We speak to the artist to find out about his works and experiences working with the renowned skate brand.
Hi Kide! Tell us more about your artistic practice and speciality.
My style is inspired by comics, illustrations, and books. I love looking at children’s books illustrations from other countries, and I’ll go to the book store and learn about the differences from the traditional Malaysian art style. In other places, the colours are more contemporary, and that’s what I do with my works. The strokes are still traditional, but the colours I use are more modern and Pop Art.
My medium is acrylic ink and acrylic paint. When I do digital works, I use a pen and paper first, then scan it in and colour in Photoshop. But I still prefer doing things analogue.
How did your collaboration with Vans come about?
I’ve loved Vans since I was in school. My brother was a skater. He introduced me to the brand, and we’ve been wearing their shoes since. Then I entered the Vans Custom Culture competition. Now, he’s obviously very happy because I’m collaborating with them.
Your entry for the Custom Culture competition in 2017 was amazing. What was the experience like since then?
Awesome! In the beginning, I didn’t think I could win and become Malaysia’s representative. For the competition itself, my design was about transportation. The original authentic Vans was about getting to places, and the elements were about that, illustrations based on the 60s and 70s.
It’s not just about work itself, but about connecting with other creative people around the world. I met so many creative people during the process, and I went to Singapore and now Guangzhou. I’m just waiting to see what’s next.
It’s been about a year since the partnership first started? What did you get to work on?
Earlier this year, I received an email from the Creative Director of Vans APAC Justin Lee about submitting a proposal for my art works. I didn’t expect it, but in the end I did eight murals for eight cities and countries: Seoul, Malaysia, Singapore, Guangzhou, Hong Kong, Australia, New Zealand, and Jakarta.
Any interesting stories and anecdotes in particular?
My artworks for Vans were about the local culture, so people were appreciative about what I was trying to capture about local regions. When they see a reflection of their surroundings through the works, they thought I managed to capture it well. And that’s what I wanted.
How has ‘House of Vans’ changed the world of art for you?
Vans has four pillars: street culture, skating, art, and music. And I had to incorporate all those elements into my art now. It was different from what I usually do, which was more about local culture and stories about my hometown. But I’m very thankful to Vans for this great opportunity. I want people around the world to see my art, and this is the first step.
Tell us what you have planned for the future. What’s your goal as an artist?
I want to work on bigger scale things: large canvases for galleries and group exhibitions, and more commissions. That’s my plan for the immediate future!
What kind of music you like to listen to?

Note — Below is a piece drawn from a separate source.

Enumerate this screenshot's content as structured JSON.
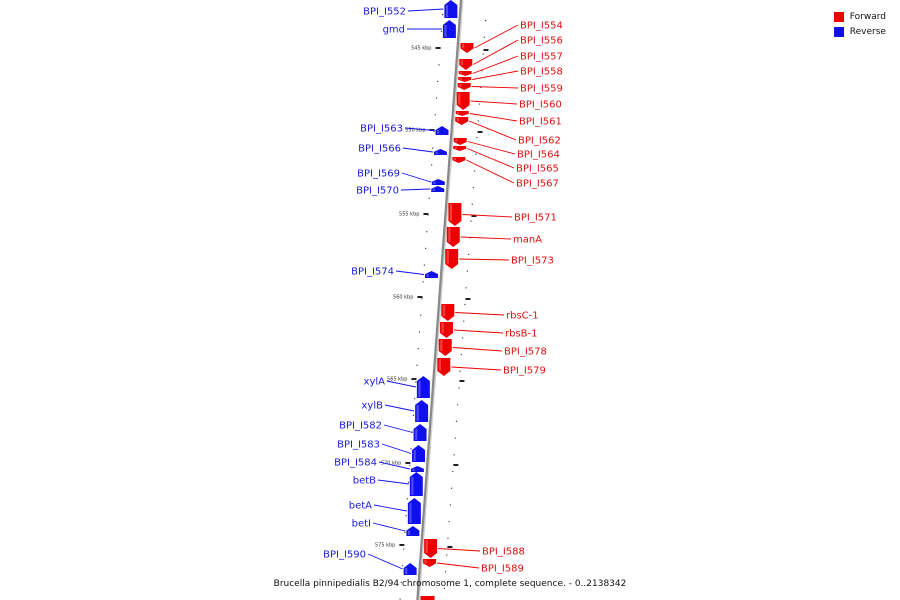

Classic rock and folk! People like Bob Dylan, Donovan, Singaporean rocker Ramli Sarip, and M. Nasir.
What do you do when you’re not working on your art?
I cycle around my hometown, Kuala Pilah, with my friends. I love to discover hidden and secret places. Also, my family owns a honey bee farm, so I help with that sometimes.
Any words for aspiring artists who want to follow in your footsteps?
You know, the usual stuff. It’s difficult to be in the art world, but follow your passion, have good intentions, and work consistently.